On August 2, 1990, Iraqi troops led by dictator Saddam Hussein invaded the oil-producing nation of Kuwait. Like Noriega in Panama, Hussein had been a US ally for nearly a decade.

Unlike Panama, Iraq had a substantial army that could not be subdued in a mere weekend of fighting. Hussein was too far away from US soil, too rich with oil money, and too experienced in ruling through propaganda and terror to be dislodged through the psychological-warfare techniques of low-intensity conflict. Waging a war to push Iraq's invading army from Kuwait would cost billions of dollars and require an unprecedented, massive US military mobilization. The American public was notoriously reluctant to send its young into foreign battles on behalf of any cause. Selling war in the Middle East to the American people would not be easy. President H. W. Bush would need to convince Americans that former ally Saddam Hussein now embodied evil, and that the oil fiefdom of Kuwait was a struggling young democracy.

US Congressman Jimmy Hayes of Louisiana - a conservative Democrat who supported the Gulf War - later estimated that the government of Kuwait funded as many as 20 PR, law and lobby firms in its campaign to mobilize US opinion and force against Hussein. Participating firms included the Rendon Group, which received a retainer of $100,000 per month for media work, and Neill & Co., which received $50,000 per month for lobbying Congress. Sam Zakhem, a former US ambassador to the oil-rich gulf state of Bahrain, funneled $7.7 million in advertising and lobbying dollars through two front groups, the "Coalition for Americans at Risk" and the "Freedom Task Force." The Coalition prepared and placed TV and newspaper ads, and kept a stable of fifty speakers available for pro-war rallies and publicity events. Hill & Knowlton (H&K), then the world's largest public relations firm, served as mastermind for the Kuwaiti campaign. Its activities alone would have constituted the largest foreign-funded campaign ever aimed at manipulating American public opinion. Nine days after Saddam's army marched into Kuwait, the Emir's Kuwaiti government agreed to fund a contract under which Hill & Knowlton would represent "Citizens for a Free Kuwait," (CFK). Over the next six months, the Kuwaiti government channeled $11.9 million dollars to Citizens for a Free Kuwait, whose only other funding totaled $17,861 from 78 individuals.
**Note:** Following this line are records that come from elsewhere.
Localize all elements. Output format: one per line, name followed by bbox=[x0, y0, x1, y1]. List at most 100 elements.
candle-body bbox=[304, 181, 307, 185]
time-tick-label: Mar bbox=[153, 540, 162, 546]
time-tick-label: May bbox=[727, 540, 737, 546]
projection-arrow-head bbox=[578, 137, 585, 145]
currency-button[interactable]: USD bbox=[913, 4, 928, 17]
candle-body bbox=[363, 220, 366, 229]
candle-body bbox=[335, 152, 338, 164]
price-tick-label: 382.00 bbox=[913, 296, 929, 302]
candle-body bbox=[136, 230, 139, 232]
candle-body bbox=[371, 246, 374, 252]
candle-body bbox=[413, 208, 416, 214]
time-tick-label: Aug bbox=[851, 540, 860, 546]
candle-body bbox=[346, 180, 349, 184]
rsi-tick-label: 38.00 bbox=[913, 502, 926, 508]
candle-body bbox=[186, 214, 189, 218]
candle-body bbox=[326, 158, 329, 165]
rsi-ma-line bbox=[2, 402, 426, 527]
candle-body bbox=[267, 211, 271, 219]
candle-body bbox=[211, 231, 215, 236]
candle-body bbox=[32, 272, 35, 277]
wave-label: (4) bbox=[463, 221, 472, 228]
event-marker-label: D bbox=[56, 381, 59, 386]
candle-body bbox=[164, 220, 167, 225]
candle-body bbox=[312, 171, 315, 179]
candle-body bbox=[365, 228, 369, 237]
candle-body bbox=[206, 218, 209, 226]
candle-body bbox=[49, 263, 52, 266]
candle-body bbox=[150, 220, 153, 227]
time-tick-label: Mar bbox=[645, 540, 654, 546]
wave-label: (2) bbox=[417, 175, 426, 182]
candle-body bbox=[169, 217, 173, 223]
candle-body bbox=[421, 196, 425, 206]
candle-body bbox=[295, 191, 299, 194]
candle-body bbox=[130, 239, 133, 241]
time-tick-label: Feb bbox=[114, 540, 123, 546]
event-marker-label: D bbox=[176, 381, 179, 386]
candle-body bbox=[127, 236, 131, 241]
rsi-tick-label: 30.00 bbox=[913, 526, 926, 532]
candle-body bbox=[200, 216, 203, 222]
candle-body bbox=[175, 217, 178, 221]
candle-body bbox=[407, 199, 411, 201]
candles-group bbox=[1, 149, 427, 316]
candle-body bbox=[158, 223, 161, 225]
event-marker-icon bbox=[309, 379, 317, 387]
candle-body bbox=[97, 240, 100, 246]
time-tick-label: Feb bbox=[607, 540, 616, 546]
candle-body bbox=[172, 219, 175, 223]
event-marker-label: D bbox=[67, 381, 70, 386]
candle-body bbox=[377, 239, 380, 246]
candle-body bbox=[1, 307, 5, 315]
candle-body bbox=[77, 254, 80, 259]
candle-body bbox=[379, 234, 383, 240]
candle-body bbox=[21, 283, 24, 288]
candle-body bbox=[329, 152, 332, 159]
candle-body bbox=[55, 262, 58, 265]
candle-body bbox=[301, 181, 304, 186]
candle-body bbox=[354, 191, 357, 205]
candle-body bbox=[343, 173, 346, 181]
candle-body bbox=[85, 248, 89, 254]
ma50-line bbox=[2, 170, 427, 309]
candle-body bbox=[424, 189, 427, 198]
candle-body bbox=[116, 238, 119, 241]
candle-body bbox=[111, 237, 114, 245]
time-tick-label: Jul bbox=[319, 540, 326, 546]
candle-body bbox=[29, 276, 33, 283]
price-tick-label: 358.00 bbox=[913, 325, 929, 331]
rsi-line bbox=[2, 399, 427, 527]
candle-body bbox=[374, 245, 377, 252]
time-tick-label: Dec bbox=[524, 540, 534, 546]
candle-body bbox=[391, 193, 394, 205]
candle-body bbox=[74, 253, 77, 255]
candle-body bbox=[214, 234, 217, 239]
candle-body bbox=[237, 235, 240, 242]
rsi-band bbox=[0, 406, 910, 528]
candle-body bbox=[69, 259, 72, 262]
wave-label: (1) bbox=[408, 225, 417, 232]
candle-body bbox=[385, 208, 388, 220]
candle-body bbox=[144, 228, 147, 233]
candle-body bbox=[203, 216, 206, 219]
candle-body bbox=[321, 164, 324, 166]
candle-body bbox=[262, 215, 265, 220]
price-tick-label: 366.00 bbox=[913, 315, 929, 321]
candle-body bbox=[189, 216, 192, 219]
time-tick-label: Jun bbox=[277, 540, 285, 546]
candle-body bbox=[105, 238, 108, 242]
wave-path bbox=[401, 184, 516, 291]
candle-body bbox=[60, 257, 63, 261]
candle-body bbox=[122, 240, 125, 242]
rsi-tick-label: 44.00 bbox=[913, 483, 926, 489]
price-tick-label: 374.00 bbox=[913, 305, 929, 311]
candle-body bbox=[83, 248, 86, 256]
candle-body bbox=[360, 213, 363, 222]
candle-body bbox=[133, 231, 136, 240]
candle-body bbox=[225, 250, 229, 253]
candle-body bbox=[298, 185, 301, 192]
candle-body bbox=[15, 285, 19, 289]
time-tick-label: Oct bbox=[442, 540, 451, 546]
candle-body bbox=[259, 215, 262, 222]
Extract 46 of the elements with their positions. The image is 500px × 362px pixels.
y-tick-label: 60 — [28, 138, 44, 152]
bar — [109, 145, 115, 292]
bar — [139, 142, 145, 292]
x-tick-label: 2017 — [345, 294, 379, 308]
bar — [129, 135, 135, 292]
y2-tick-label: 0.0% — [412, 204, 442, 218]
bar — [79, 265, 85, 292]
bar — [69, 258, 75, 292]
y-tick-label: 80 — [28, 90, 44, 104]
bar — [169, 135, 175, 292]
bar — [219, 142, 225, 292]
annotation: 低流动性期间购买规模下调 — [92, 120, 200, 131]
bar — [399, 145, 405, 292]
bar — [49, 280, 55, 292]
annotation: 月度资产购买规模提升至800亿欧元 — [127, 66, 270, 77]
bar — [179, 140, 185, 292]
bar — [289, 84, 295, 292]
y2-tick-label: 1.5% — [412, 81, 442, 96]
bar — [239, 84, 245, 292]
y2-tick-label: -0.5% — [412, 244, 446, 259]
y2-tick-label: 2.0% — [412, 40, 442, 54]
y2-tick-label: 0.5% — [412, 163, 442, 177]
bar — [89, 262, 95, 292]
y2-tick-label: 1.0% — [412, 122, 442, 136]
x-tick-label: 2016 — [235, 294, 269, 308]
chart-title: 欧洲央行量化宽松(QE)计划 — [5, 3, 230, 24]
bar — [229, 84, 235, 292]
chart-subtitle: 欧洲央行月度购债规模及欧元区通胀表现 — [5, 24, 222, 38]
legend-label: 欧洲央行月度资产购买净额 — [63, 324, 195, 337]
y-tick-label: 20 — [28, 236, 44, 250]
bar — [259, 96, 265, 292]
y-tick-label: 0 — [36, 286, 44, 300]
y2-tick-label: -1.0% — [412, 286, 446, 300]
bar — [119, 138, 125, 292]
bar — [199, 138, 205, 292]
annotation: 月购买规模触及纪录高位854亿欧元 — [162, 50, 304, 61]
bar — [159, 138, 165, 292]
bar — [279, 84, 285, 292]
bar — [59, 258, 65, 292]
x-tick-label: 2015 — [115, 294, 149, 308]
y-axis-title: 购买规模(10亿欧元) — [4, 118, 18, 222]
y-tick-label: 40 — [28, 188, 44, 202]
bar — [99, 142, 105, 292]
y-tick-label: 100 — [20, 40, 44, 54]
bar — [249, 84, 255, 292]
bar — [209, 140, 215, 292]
Virtually CFK's entire budget - $10.8 million - went to Hill & Knowlton in the form of fees.

On October 10, a 15-year-old Kuwaiti girl, known only by the first name of Nayirah, testified before Congress. Nayirah's full name was being kept confidential, it was said, and to prevent Iraqi reprisals against her family in occupied Kuwait. Sobbing, she described what she had seen with her own eyes in a hospital in Kuwait City. Her written testimony was passed out in a media kit prepared by Citizens for a Free Kuwait. "I volunteered at the al-Addan hospital," Nayirah said. "While I was there, I saw the Iraqi soldiers come into the hospital with guns, and go into the room where . . . babies were in incubators. They took the babies out of the incubators, took the incubators, and left the babies on the cold floor to die." As part of H&K's initiative, the firm distributed a video news release of her moving testimony. It was aired on television stations throughout the country and the subject of numerous newspaper and magazine articles as well as talk radio show programs.

You are an employee of Hill & Knowlton for less than a year. It comes to your attention that Nayirah was in reality a member of the Kuwaiti Royal Family. Her father, in fact, was Saud Nasir al-Sabah, Kuwait's Ambassador to the US, who sat listening in the hearing room during her testimony to Congress. You also know that experts coached Nayirah to perform emotionally during her testimony. In addition, you know that she wasn't in Kuwait at the time she said she was in her testimony. Nevertheless, public opinion grows each day for a war with Iraq over Kuwait largely due to her story. What should you do?